PutinCooksSocks on ‘survivor bias’, Groan on the ‘invention problem’

We’re very fortunate in the quality of commentators on this website, and it’s always worth checking them out. Yesterday we posted comments by Groan on the ‘gender pay gap’, PutinCooksSocks left comments, and Groan responsed. We start with PutinCooksSocks:

A further cause of any absolute difference in pay between men and women is the often overlooked concept of “survivor bias”.

Men take more risks. Sometimes, those risks pay off very well, and sometimes very badly. When risks pay off very well, the individual man can find himself very rich indeed. But if things go wrong, chances are he will end up getting the sack or sometimes even being killed at work.

Straightforward averages of income will include the former but not the latter group of men, i.e. they will take into account the men who got rich, but not the men who got sacked or even killed. So the average will skew towards the rich men, and as usual the less fortunate men will be ignored.

Groan responded:

This sort of thing has long interested me and I have (trigger warning here) read a lot of Feminist Academic research on the “invention problem”. Put simply this is the problem that across history, anthropology and contemporary societies females are unbelievably rare as innovating, creating something new. This is put down to the much greater male capacity to take risks, repeatedly.

I’m interested in this as one of the most intractable problems in Social Work (confirmed in endless reports and reviews) is indecision and inaction due to deep reluctance to decide on a course of action and follow it through. At its core is a reluctance to be identified as the person who decided on a course of action. Now of course this is the reverse of male behaviour in which males generally are keen to be identified as the decision maker when they believe this shows their puissance. This of course is a big risk for it is clear who to blame if it goes wrong as it is to gain success if it goes right.

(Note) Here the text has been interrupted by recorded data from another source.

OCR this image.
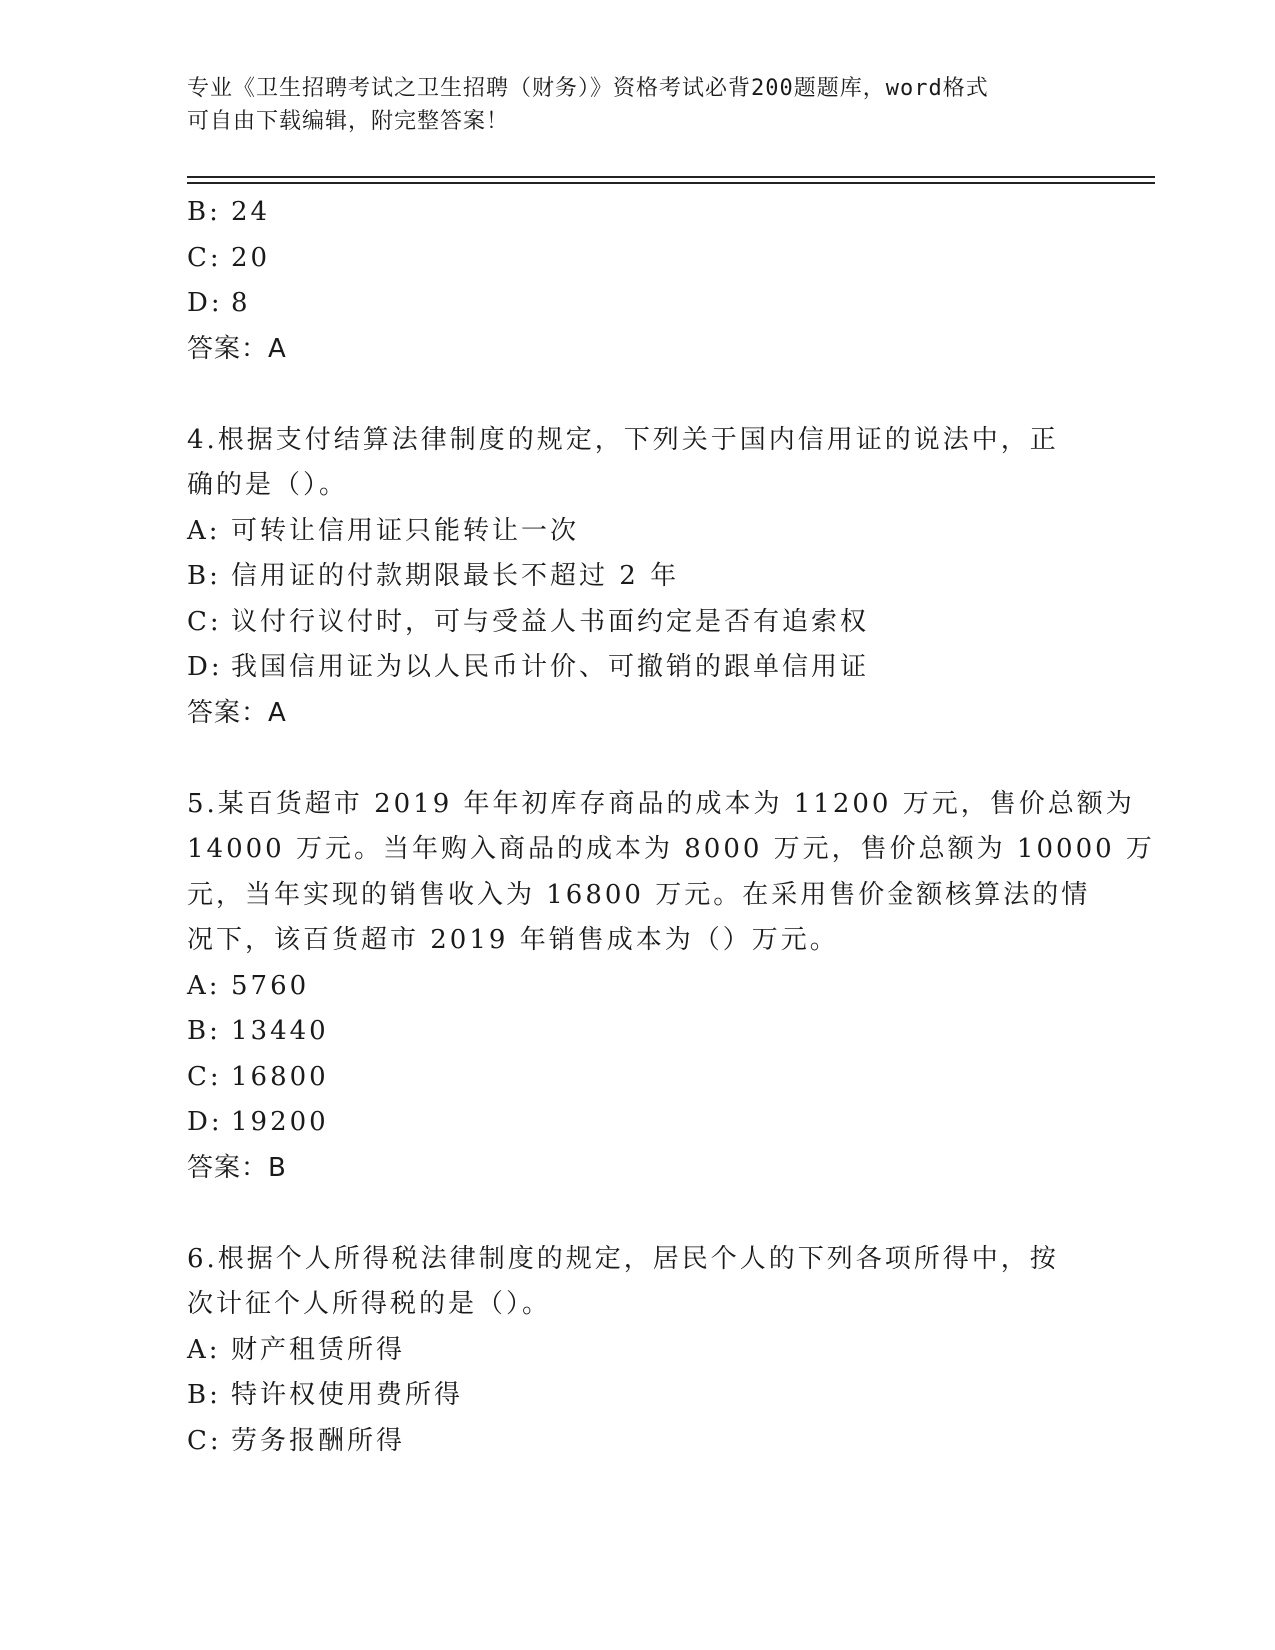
专业《卫生招聘考试之卫生招聘（财务）》资格考试必背200题题库，word格式
可自由下载编辑，附完整答案！
B: 24
C: 20
D: 8
答案：A
4.根据支付结算法律制度的规定，下列关于国内信用证的说法中，正
确的是（）。
A: 可转让信用证只能转让一次
B: 信用证的付款期限最长不超过 2 年
C: 议付行议付时，可与受益人书面约定是否有追索权
D: 我国信用证为以人民币计价、可撤销的跟单信用证
答案：A
5.某百货超市 2019 年年初库存商品的成本为 11200 万元，售价总额为
14000 万元。当年购入商品的成本为 8000 万元，售价总额为 10000 万
元，当年实现的销售收入为 16800 万元。在采用售价金额核算法的情
况下，该百货超市 2019 年销售成本为（）万元。
A: 5760
B: 13440
C: 16800
D: 19200
答案：B
6.根据个人所得税法律制度的规定，居民个人的下列各项所得中，按
次计征个人所得税的是（）。
A: 财产租赁所得
B: 特许权使用费所得
C: 劳务报酬所得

They don’t have the “invention problem” but of course every invention or decision is a “risk”, of going wrong.

By contrast my experience is that females work hard to avoid individual responsibility. Huge energy is devoted to meetings as a means of collective decision making and spreading the risk across “services”(other people in fact). The subtle working of this means that inertia is endemic and the small number of males do “rise” as they are managers and innovators rather than administrators of a system, which women are more comfortable with . Of course the result is that men achieve higher rank more readily but also are more exposed when something goes wrong, they are clearly responsible individually responsible and reap the rewards of “success”.

I’ve been told of an interesting manifestation of this phenomenon in the state education sector. Women are less inclined than men to apply to be head teachers, but more inclined than men to be deputy head teachers. You will not be surprised to learn that deputy head teachers are paid almost as much as head teachers.

 

One thought on “PutinCooksSocks on ‘survivor bias’, Groan on the ‘invention problem’

  1. I’ve been told of an interesting manifestation of this phenomenon in the state education sector. Women are less inclined than men to apply to be head teachers, but more inclined than men to be deputy head teachers. You will not be surprised to learn that deputy head teachers are paid almost as much as head teachers.

    Somewhere in the back of my mind the term ‘non-executive director’ makes noises.